One of the conversations/ arguments that we touched on is the contradiction that we perceive in the Bible and in the history of the Church regarding slavery. (i.e Paul condemns slavery here, yet instructs slaves to remain with and be obedient to masters elsewhere. Eph. 6:5; Col. 3:22 The O.T. law allowed for paying back a debt by becoming a bond slave Lev. 25:39 to a debtor until paid) – this is to say nothing of the Slave trade of modern history and even today. This propels us into some bigger, and maybe more uncomfortable questions for those who call themselves Christians who believe the Bible.

Questions like: Why has the church been responsible for so much injustice? Why are Christians such hypocrites?
The length and purpose of this blog precludes from a full answer to these questions here but let me highlight a couple of  recommended articles and a video to help us wrestle through these questions:
Blog Articles    Does God and Jesus Condone Slavery?
Christianity and it’s role in Slavery?

Video: Heres an interaction with  Dr. Timothy Keller as he addresses several cultural arguments put to him at Berkley University

All Christians are Hypocrites , so aren’t Christians the best argument against Christianity?
Highly recommend this Veritas video series to help you both think through and navigate conversations like the ones we are having at PAXnorth.

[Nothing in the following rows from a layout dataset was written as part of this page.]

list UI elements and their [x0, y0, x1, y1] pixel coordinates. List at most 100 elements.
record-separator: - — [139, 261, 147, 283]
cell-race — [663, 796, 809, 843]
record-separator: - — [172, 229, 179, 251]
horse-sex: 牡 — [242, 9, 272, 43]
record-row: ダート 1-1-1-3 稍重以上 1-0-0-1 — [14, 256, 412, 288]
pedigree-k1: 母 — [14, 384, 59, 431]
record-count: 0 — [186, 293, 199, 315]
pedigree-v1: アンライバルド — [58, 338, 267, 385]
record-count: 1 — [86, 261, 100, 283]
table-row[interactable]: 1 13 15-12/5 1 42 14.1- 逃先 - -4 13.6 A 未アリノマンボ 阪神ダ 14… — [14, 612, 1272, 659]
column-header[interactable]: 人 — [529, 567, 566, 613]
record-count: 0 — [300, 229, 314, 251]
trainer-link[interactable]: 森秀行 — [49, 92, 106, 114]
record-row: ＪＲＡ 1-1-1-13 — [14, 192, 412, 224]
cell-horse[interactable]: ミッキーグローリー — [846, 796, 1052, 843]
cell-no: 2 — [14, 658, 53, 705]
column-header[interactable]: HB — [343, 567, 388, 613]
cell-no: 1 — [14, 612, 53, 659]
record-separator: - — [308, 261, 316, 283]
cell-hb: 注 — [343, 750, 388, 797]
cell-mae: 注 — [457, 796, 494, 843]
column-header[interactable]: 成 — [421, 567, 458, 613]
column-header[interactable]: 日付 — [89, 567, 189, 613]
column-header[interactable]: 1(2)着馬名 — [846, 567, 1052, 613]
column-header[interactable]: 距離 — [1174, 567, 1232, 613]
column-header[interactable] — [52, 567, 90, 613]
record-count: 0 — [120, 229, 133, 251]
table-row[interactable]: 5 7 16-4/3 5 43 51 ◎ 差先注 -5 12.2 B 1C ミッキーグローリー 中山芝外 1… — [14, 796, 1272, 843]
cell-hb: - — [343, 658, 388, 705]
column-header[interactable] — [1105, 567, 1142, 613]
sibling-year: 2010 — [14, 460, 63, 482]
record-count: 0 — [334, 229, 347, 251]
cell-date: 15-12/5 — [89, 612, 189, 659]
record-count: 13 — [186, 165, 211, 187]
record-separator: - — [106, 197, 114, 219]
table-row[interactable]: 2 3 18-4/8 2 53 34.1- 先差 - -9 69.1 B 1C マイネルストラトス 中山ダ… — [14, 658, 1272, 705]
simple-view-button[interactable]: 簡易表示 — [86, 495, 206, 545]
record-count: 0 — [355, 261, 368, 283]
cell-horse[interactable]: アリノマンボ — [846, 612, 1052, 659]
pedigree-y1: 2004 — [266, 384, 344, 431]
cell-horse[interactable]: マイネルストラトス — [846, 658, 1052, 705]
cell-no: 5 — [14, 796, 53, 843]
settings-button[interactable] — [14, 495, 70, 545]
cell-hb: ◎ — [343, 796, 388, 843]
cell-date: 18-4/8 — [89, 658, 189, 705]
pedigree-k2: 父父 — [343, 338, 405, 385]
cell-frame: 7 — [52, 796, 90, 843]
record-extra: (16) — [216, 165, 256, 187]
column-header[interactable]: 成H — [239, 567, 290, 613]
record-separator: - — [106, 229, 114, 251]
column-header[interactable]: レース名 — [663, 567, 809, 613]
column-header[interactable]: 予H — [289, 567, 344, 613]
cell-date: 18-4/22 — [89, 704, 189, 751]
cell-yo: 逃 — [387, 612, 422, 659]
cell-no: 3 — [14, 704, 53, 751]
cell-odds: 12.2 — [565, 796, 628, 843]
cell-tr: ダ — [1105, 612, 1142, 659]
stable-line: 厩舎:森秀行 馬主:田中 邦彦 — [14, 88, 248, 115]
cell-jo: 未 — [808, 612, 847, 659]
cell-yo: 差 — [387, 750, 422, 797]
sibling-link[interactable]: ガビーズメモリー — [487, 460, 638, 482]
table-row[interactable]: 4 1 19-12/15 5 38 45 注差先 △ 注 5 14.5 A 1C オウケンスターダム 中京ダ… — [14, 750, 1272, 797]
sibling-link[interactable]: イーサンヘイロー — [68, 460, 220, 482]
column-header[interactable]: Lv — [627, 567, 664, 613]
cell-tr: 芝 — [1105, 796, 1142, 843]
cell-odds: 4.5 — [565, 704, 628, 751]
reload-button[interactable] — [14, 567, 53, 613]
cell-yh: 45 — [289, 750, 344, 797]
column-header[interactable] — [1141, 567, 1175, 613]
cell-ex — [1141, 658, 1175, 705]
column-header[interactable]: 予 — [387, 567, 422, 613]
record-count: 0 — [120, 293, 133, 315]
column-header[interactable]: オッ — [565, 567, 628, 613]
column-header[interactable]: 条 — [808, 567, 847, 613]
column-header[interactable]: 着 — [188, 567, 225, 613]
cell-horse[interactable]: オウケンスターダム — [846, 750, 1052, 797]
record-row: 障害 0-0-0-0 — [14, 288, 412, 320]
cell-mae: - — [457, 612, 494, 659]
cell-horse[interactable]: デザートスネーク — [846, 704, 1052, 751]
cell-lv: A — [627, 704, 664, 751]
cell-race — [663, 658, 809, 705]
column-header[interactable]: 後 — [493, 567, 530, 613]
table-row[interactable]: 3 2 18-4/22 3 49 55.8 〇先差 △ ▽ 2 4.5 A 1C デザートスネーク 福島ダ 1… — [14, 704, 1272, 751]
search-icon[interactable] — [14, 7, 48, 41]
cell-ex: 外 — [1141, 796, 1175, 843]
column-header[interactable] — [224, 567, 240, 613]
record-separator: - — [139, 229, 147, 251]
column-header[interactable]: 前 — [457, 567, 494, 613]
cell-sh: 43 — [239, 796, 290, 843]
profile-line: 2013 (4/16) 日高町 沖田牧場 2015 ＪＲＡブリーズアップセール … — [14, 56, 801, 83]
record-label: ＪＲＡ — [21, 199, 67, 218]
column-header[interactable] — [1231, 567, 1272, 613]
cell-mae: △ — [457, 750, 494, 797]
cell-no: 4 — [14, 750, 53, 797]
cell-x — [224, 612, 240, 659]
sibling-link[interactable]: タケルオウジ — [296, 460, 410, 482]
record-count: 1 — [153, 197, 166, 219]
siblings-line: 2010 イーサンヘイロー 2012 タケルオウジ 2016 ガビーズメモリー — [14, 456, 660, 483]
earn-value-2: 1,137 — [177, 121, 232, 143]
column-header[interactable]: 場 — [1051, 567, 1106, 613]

We don’t purpose to be able to solve all the mysteries and difficulties of faith lived out. But we are willing to wrestle through them openly and honestly. Saying that, we expect respectful answers and comments (we won’t repost disrespect) and we don’t post anonymous comments. Being in community, as a church demands both that we are known by each other and that we err on the side of respectful conversation (grace).